Realejo
Chico Buarque
Nostalgia e desapego em “Realejo” de Chico Buarque
Em “Realejo”, Chico Buarque retrata a despedida de um vendedor de realejo, instrumento que simbolizava alegria e sonhos acessíveis a todos. O verso “Ninguém mais quer hoje em dia / Acreditar no realejo” evidencia como o realejo, antes valorizado, perdeu espaço diante da indiferença do mundo moderno. Essa observação reflete o contexto histórico da música, marcada pela transição das tradições populares e pela efemeridade das pequenas alegrias cotidianas, tema recorrente na obra de Chico, como também visto em “A Banda”.
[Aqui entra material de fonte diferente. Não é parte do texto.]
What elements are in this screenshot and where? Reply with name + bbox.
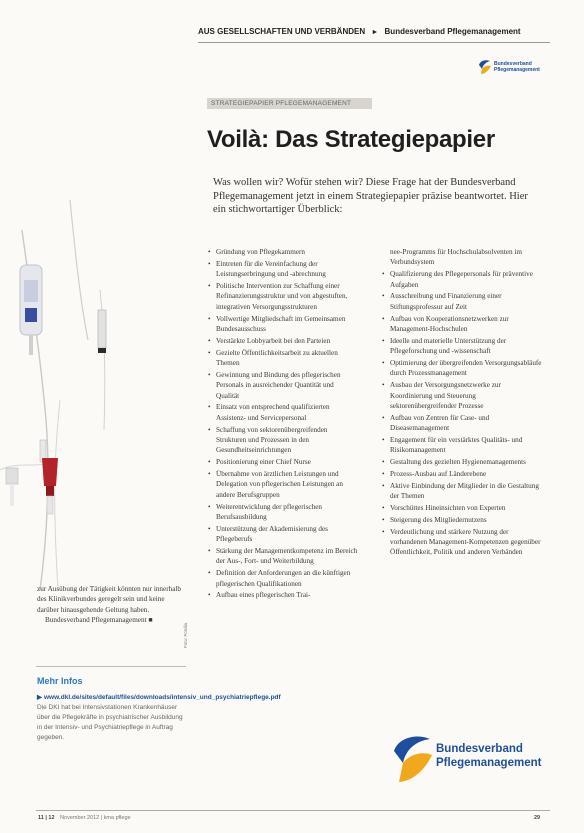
continuation-text bbox=[37, 584, 181, 627]
col1-item: • Gezielte Öffentlichkeitsarbeit zu aktuellen Themen bbox=[208, 348, 358, 369]
bullet-list-1 bbox=[208, 247, 358, 601]
col2-item: • Ideelle und materielle Unterstützung der Pflegeforschung und -wissenschaft bbox=[382, 336, 542, 357]
logo-small-line2: Pflegemanagement bbox=[494, 67, 540, 73]
bullet-column-1 bbox=[208, 247, 358, 602]
col2-item: • Qualifizierung des Pflegepersonals für präventive Aufgaben bbox=[382, 269, 542, 290]
continuation-paragraph: zur Ausübung der Tätigkeit könnten nur innerhalb des Klinikverbundes geregelt sein und keine darüber hinausgehende Geltung haben. bbox=[37, 585, 181, 614]
col1-item: • Weiterentwicklung der pflegerischen Berufsausbildung bbox=[208, 502, 358, 523]
col1-item: • Aufbau eines pflegerischen Trai- bbox=[208, 590, 358, 600]
footer-page-left: 11 | 12 bbox=[38, 815, 55, 821]
photo-credit bbox=[183, 590, 191, 650]
bullet-column-2 bbox=[382, 247, 542, 559]
col1-item: • Gründung von Pflegekammern bbox=[208, 247, 358, 257]
logo-small bbox=[478, 59, 548, 77]
col2-item: • Prozess-Ausbau auf Länderebene bbox=[382, 469, 542, 479]
header-separator: ► bbox=[371, 29, 379, 36]
bvpm-logo-icon bbox=[478, 59, 492, 75]
col1-item: • Einsatz von entsprechend qualifizierten Assistenz- und Servicepersonal bbox=[208, 402, 358, 423]
photo-credit-text: Foto: Fotolia bbox=[183, 622, 188, 648]
infos-box bbox=[37, 693, 281, 743]
infos-text: Die DKI hat bei Intensivstationen Krankenhäuser über die Pflegekräfte in psychiatrischer Ausbildung in der Intensiv- und Psychiatriepflege in Auftrag gegeben. bbox=[37, 704, 183, 741]
col1-item: • Stärkung der Managementkompetenz im Bereich der Aus-, Fort- und Weiterbildung bbox=[208, 546, 358, 567]
infos-heading: Mehr Infos bbox=[37, 676, 83, 686]
signature bbox=[37, 615, 181, 626]
col1-item: • Definition der Anforderungen an die künftigen pflegerischen Qualifikationen bbox=[208, 568, 358, 589]
col2-item: • Aufbau von Zentren für Case- und Diseasemanagement bbox=[382, 413, 542, 434]
col2-item: • Verdeutlichung und stärkere Nutzung der vorhandenen Management-Kompetenzen gegenüber Öffentlichkeit, Politik und anderen Verbänden bbox=[382, 527, 542, 558]
col1-item: • Verstärkte Lobbyarbeit bei den Parteien bbox=[208, 336, 358, 346]
col1-item: • Vollwertige Mitgliedschaft im Gemeinsamen Bundesausschuss bbox=[208, 314, 358, 335]
footer-rule bbox=[36, 810, 550, 811]
col2-item: • Optimierung der übergreifenden Versorgungsabläufe durch Prozessmanagement bbox=[382, 358, 542, 379]
col2-item: • Vorschüttes Hineinsichten von Experten bbox=[382, 503, 542, 513]
arrow-right-icon: ▶ bbox=[37, 694, 42, 701]
col1-item: • Schaffung von sektorenübergreifenden Strukturen und Prozessen in den Gesundheitseinrichtungen bbox=[208, 425, 358, 456]
running-header bbox=[198, 27, 548, 41]
logo-big-line2: Pflegemanagement bbox=[436, 757, 542, 769]
col1-item: • Unterstützung der Akademisierung des Pflegeberufs bbox=[208, 524, 358, 545]
end-mark: ■ bbox=[148, 617, 153, 625]
infos-link-row bbox=[37, 693, 281, 703]
page-title: Voilà: Das Strategiepapier bbox=[207, 126, 495, 153]
col2-item: • Engagement für ein verstärktes Qualitäts- und Risikomanagement bbox=[382, 435, 542, 456]
header-org: Bundesverband Pflegemanagement bbox=[384, 27, 521, 36]
col1-item: • Politische Intervention zur Schaffung einer Refinanzierungsstruktur und von abgestuften, integrativen Versorgungsstrukturen bbox=[208, 281, 358, 312]
kicker: STRATEGIEPAPIER PFLEGEMANAGEMENT bbox=[207, 98, 372, 109]
col2-item: nee-Programms für Hochschulabsolventen im Verbundsystem bbox=[390, 248, 522, 267]
col2-item: • Ausbau der Versorgungsnetzwerke zur Koordinierung und Steuerung sektorenübergreifender Prozesse bbox=[382, 380, 542, 411]
header-section: AUS GESELLSCHAFTEN UND VERBÄNDEN bbox=[198, 27, 366, 36]
infos-link[interactable]: www.dkl.de/sites/default/files/downloads/intensiv_und_psychiatriepflege.pdf bbox=[44, 694, 281, 701]
infos-rule bbox=[36, 666, 186, 667]
col1-item: • Positionierung einer Chief Nurse bbox=[208, 457, 358, 467]
col1-item: • Übernahme von ärztlichen Leistungen und Delegation von pflegerischen Leistungen an andere Berufsgruppen bbox=[208, 469, 358, 500]
col1-item: • Gewinnung und Bindung des pflegerischen Personals in ausreichender Quantität und Qualität bbox=[208, 370, 358, 401]
header-rule bbox=[198, 42, 550, 43]
intro-paragraph: Was wollen wir? Wofür stehen wir? Diese Frage hat der Bundesverband Pflegemanagement jetzt in einem Strategiepapier präzise beantwortet. Hier ein stichwortartiger Überblick: bbox=[213, 177, 528, 215]
bullet-list-2 bbox=[382, 247, 542, 558]
logo-small-line1: Bundesverband bbox=[494, 61, 532, 67]
footer-left bbox=[38, 815, 131, 821]
iv-drip-photo bbox=[0, 170, 200, 590]
signature-text: Bundesverband Pflegemanagement bbox=[45, 616, 147, 625]
footer-issue: November 2012 | kma pflege bbox=[60, 815, 131, 821]
col2-item: • Gestaltung des gezielten Hygienemanagements bbox=[382, 457, 542, 467]
logo-small-text bbox=[494, 61, 540, 73]
col2-item: • Aufbau von Kooperationsnetzwerken zur Management-Hochschulen bbox=[382, 314, 542, 335]
col2-item: • Aktive Einbindung der Mitglieder in die Gestaltung der Themen bbox=[382, 481, 542, 502]
logo-big-line1: Bundesverband bbox=[436, 743, 523, 755]
col1-item: • Eintreten für die Vereinfachung der Leistungserbringung und -abrechnung bbox=[208, 259, 358, 280]
logo-big bbox=[390, 733, 550, 785]
footer-page-right: 29 bbox=[534, 815, 541, 821]
col2-item: • Steigerung des Mitgliedernutzens bbox=[382, 515, 542, 525]
bvpm-logo-large-icon bbox=[390, 733, 434, 785]
col2-item: • Ausschreibung und Finanzierung einer Stiftungsprofessur auf Zeit bbox=[382, 291, 542, 312]
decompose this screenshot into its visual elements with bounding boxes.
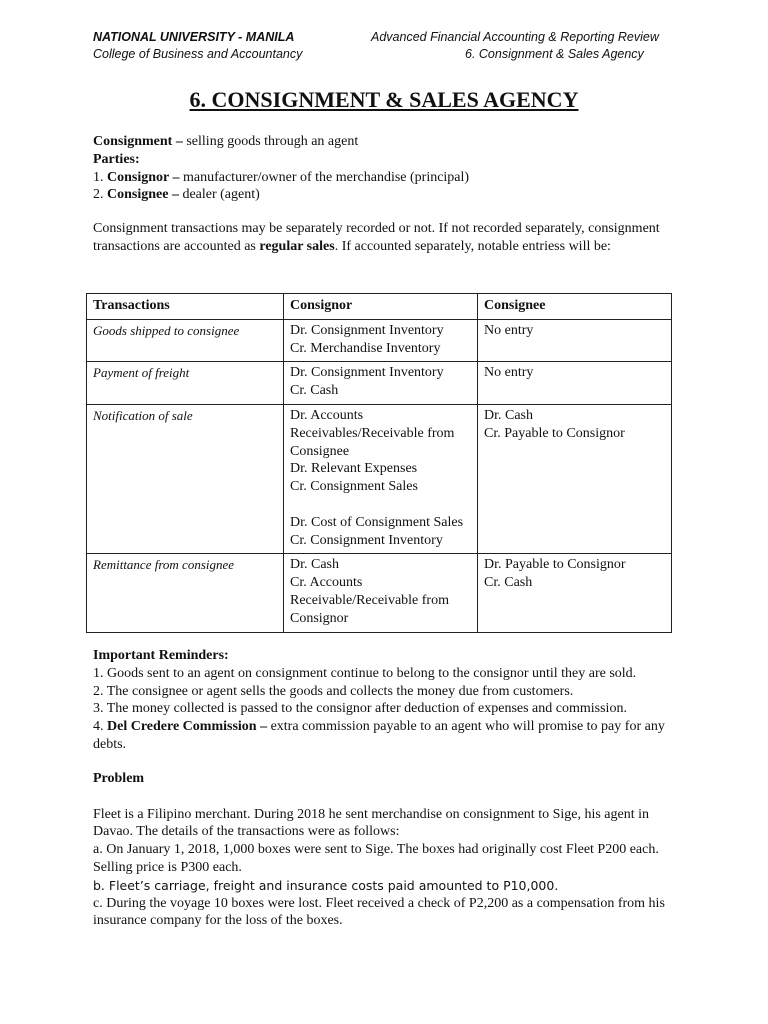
consignor-entry-cell <box>284 362 478 405</box>
accounting-paragraph: Consignment transactions may be separately recorded or not. If not recorded separately, consignment transactions are accounted as regular sales. If accounted separately, notable entriess will be: <box>93 221 660 254</box>
consignee-entry-cell <box>478 554 672 632</box>
document-header-right <box>371 29 659 63</box>
university-name: NATIONAL UNIVERSITY - MANILA <box>93 30 295 44</box>
important-reminders <box>93 647 683 754</box>
journal-entry-line: No entry <box>484 322 534 338</box>
problem-intro: Fleet is a Filipino merchant. During 2018 he sent merchandise on consignment to Sige, his agent in Davao. The details of the transactions were as follows: <box>93 806 650 840</box>
transaction-cell: Goods shipped to consignee <box>87 319 284 362</box>
problem-item-c: c. During the voyage 10 boxes were lost. Fleet received a check of P2,200 as a compensation from his insurance company for the loss of the boxes. <box>93 895 665 929</box>
journal-entry-line: Cr. Consignment Inventory <box>290 532 443 548</box>
consignor-entry-cell <box>284 319 478 362</box>
journal-entry-line: Cr. Accounts Receivable/Receivable from Consignor <box>290 575 449 626</box>
transaction-cell: Notification of sale <box>87 404 284 553</box>
transaction-cell: Payment of freight <box>87 362 284 405</box>
chapter-title: 6. Consignment & Sales Agency <box>465 47 644 61</box>
table-row <box>87 554 672 632</box>
journal-entry-line: Dr. Payable to Consignor <box>484 557 626 573</box>
reminders-heading: Important Reminders: <box>93 648 229 663</box>
consignee-entry-cell <box>478 362 672 405</box>
reminder-item: 2. The consignee or agent sells the goods and collects the money due from customers. <box>93 683 574 699</box>
header-consignor: Consignor <box>284 294 478 320</box>
journal-entry-line: Cr. Payable to Consignor <box>484 425 625 441</box>
journal-entry-line <box>290 496 471 514</box>
transaction-cell: Remittance from consignee <box>87 554 284 632</box>
consignor-entry-cell <box>284 554 478 632</box>
page-title: 6. CONSIGNMENT & SALES AGENCY <box>189 87 579 112</box>
table-body <box>87 319 672 632</box>
journal-entry-line: Dr. Cost of Consignment Sales <box>290 514 464 530</box>
journal-entry-line: Dr. Relevant Expenses <box>290 461 418 477</box>
journal-entry-line: Dr. Consignment Inventory <box>290 365 444 381</box>
document-header-left <box>93 29 302 63</box>
consignee-entry-cell <box>478 404 672 553</box>
header-consignee: Consignee <box>478 294 672 320</box>
problem-heading: Problem <box>93 771 145 786</box>
table-row <box>87 319 672 362</box>
journal-entry-line: Dr. Cash <box>290 557 339 573</box>
definitions <box>93 133 683 204</box>
header-transactions: Transactions <box>87 294 284 320</box>
journal-entry-line: No entry <box>484 365 534 381</box>
party-consignor: 1. Consignor – manufacturer/owner of the merchandise (principal) <box>93 169 470 185</box>
table-header-row <box>87 294 672 320</box>
entries-table <box>86 293 672 633</box>
problem-item-a: a. On January 1, 2018, 1,000 boxes were sent to Sige. The boxes had originally cost Fleet P200 each. Selling price is P300 each. <box>93 842 659 875</box>
problem-item-b: b. Fleet’s carriage, freight and insurance costs paid amounted to P10,000. <box>93 877 559 893</box>
reminder-item: 3. The money collected is passed to the consignor after deduction of expenses and commission. <box>93 701 627 717</box>
journal-entry-line: Cr. Consignment Sales <box>290 479 418 495</box>
consignee-entry-cell <box>478 319 672 362</box>
table-row <box>87 404 672 553</box>
reminder-item: 4. Del Credere Commission – extra commission payable to an agent who will promise to pay for any debts. <box>93 719 665 752</box>
journal-entry-line: Cr. Merchandise Inventory <box>290 340 441 356</box>
college-name: College of Business and Accountancy <box>93 47 303 61</box>
journal-entry-line: Cr. Cash <box>484 575 533 591</box>
parties-label: Parties: <box>93 151 140 167</box>
problem-section <box>93 770 683 930</box>
journal-entry-line: Dr. Accounts Receivables/Receivable from Consignee <box>290 407 455 459</box>
course-title: Advanced Financial Accounting & Reporting Review <box>371 30 659 44</box>
consignor-entry-cell <box>284 404 478 553</box>
table-row <box>87 362 672 405</box>
journal-entry-line: Cr. Cash <box>290 383 339 399</box>
consignment-definition: Consignment – selling goods through an agent <box>93 134 359 149</box>
party-consignee: 2. Consignee – dealer (agent) <box>93 187 260 203</box>
journal-entry-line: Dr. Cash <box>484 407 533 423</box>
reminder-item: 1. Goods sent to an agent on consignment continue to belong to the consignor until they are sold. <box>93 665 637 681</box>
journal-entry-line: Dr. Consignment Inventory <box>290 322 444 338</box>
A letra traz uma atmosfera nostálgica ao lembrar de um tempo em que o realejo atraía “moça apaixonada” e “moça casadoura”, mostrando seu papel nos rituais de esperança e desejo. O refrão “Quem vai levar” reforça o desapego forçado, quase como um apelo para que alguém valorize o que está prestes a desaparecer. No final, Chico amplia o significado do realejo: quem o adquirir “leva o mar, a amada, o amigo, o ouro, a prata, o praça, a paz”, ou seja, leva consigo todo um universo de sonhos, afetos e memórias. Assim, “Realejo” se transforma em uma metáfora para a perda da inocência coletiva e para o esquecimento das pequenas magias do passado diante das mudanças da modernidade.
O significado desta letra foi gerado automaticamente.